What is the right way to handle errors?

My script below scrapes a website and returns the data from a table. It's not finished but it works. The problem is that it has no error checking. Where should I have error handling in my script?
There are no unittests, should I write some and schedule my unittests to be run periodicaly. Or should the error handling be done in my script?
Any advice on the proper way to do this would be great.
#!/usr/bin/env python
''' Gets the Canadian Monthly Residential Bill Calculations table
from URL and saves the results to a sqllite database.
'''
import urllib2
from BeautifulSoup import BeautifulSoup
class Bills():
''' Canadian Monthly Residential Bill Calculations '''
URL = "http://www.hydro.mb.ca/regulatory_affairs/energy_rates/electricity/utility_rate_comp.shtml"
def __init__(self):
''' Initialization '''
self.url = self.URL
self.data = []
self.get_monthly_residential_bills(self.url)
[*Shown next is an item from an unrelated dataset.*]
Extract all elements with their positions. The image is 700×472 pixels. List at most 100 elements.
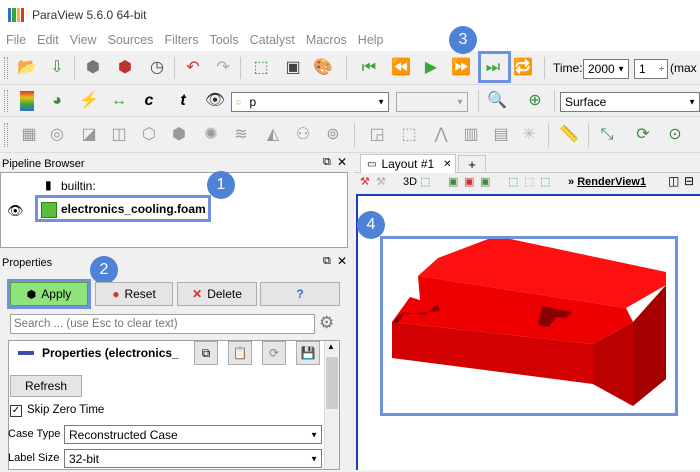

def get_monthly_residential_bills(self, url):
''' Gets the Monthly Residential Bill Calculations table from URL '''
doc = urllib2.urlopen(url)
soup = BeautifulSoup(doc)
res_table = soup.table.th.findParents()[1]
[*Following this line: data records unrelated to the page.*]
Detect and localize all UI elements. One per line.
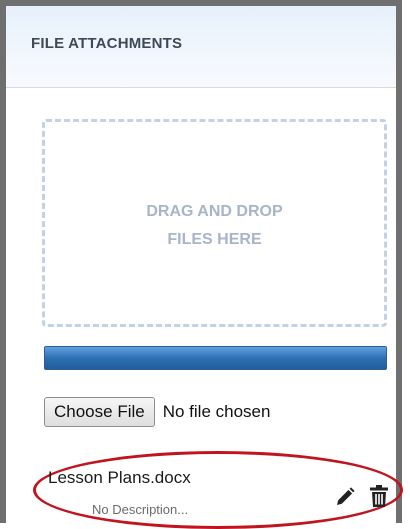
drop-zone-line-2: FILES HERE xyxy=(167,231,262,248)
panel-header: FILE ATTACHMENTS xyxy=(6,6,396,88)
file-input-row: Choose File No file chosen xyxy=(44,397,270,427)
panel-title: FILE ATTACHMENTS xyxy=(31,35,183,52)
drag-drop-zone[interactable]: DRAG AND DROP FILES HERE xyxy=(42,119,387,327)
file-attachments-panel: FILE ATTACHMENTS DRAG AND DROP FILES HER… xyxy=(0,0,403,529)
upload-progress-bar xyxy=(44,346,387,370)
drop-zone-text: DRAG AND DROP FILES HERE xyxy=(45,198,384,254)
trash-icon[interactable] xyxy=(370,485,388,507)
upload-progress-fill xyxy=(45,347,386,369)
attachment-file-name[interactable]: Lesson Plans.docx xyxy=(48,468,191,488)
drop-zone-line-1: DRAG AND DROP xyxy=(146,203,283,220)
attachment-description[interactable]: No Description... xyxy=(92,502,188,517)
attachment-item: Lesson Plans.docx No Description... xyxy=(33,451,403,529)
file-chosen-status: No file chosen xyxy=(162,402,271,421)
choose-file-button[interactable]: Choose File xyxy=(44,397,155,427)
pencil-icon[interactable] xyxy=(335,487,355,507)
results = res_table.findNextSibling()
header = self.get_column_names(res_table)
self.get_data(results)
self.save(header, self.data)
def get_data(self, results):
''' Extracts data from search result. '''
rows = results.childGenerator()
data = []
for row in rows:
if row == "\n":
continue
for td in row.contents:
if td == "\n":
continue
data.append(td.text)
self.data.append(tuple(data))
data = []
def get_column_names(self, table):
''' Gets table title, subtitle and column names '''
results = table.findAll('tr')
title = results[0].text
subtitle = results[1].text
cols = results[2].childGenerator()
column_names = []
for col in cols:
if col == "\n":
continue
column_names.append(col.text)
return title, subtitle, column_names
def save(self, header, data):
pass
if __name__ == '__main__':
a = Bills()
for td in a.data:
print td
See the documentation of all the functions and see what all exceptions do they throw.
For ex, in urllib2.urlopen(), it's written that Raises URLError on errors. It's a subclass of IOError.
So, for the urlopen(), you could do something like:
try:
doc = urllib2.urlopen(url)
except IOError:
print >> sys.stderr, 'Error opening URL'
Similary, do the same for others.
You should write unit tests and you should use exception handling. But only catch the exceptions you can handle; you do no one any favors by catching everything and throwing any useful information out.
Unit tests aren't run periodically though; they're run before and after the code changes (although it is feasible for one change's "after" to become another change's "before" if they're close enough).
A copple places you need to have them.is in importing things like tkinter
try:
import Tkinter as tk
except:
import tkinter as tk
also anywhere where the user enters something with a n intended type. A good way to figure this out is to run it abd try really hard to make it crash. Eg typing in wrong type.
The answer to "where should I have error handling in my script?" is basically "any place where something could go wrong", which depends entirely on the logic of your program.
In general, any place where your program relies on an assumption that a particular operation worked as you intended, and there's a possibility that it may not have, you should add code to check whether or not it actually did work, and take appropriate remedial action if it didn't. In some cases, the underlying code might generate an exception on failure and you may be happy to just let the program terminate with an uncaught exception without adding any error-handling code of your own, but (1) this would be, or ought to be, rare if anyone other than you is ever going to use that program; and (2) I'd say this would fall into the "works as intended" category anyway.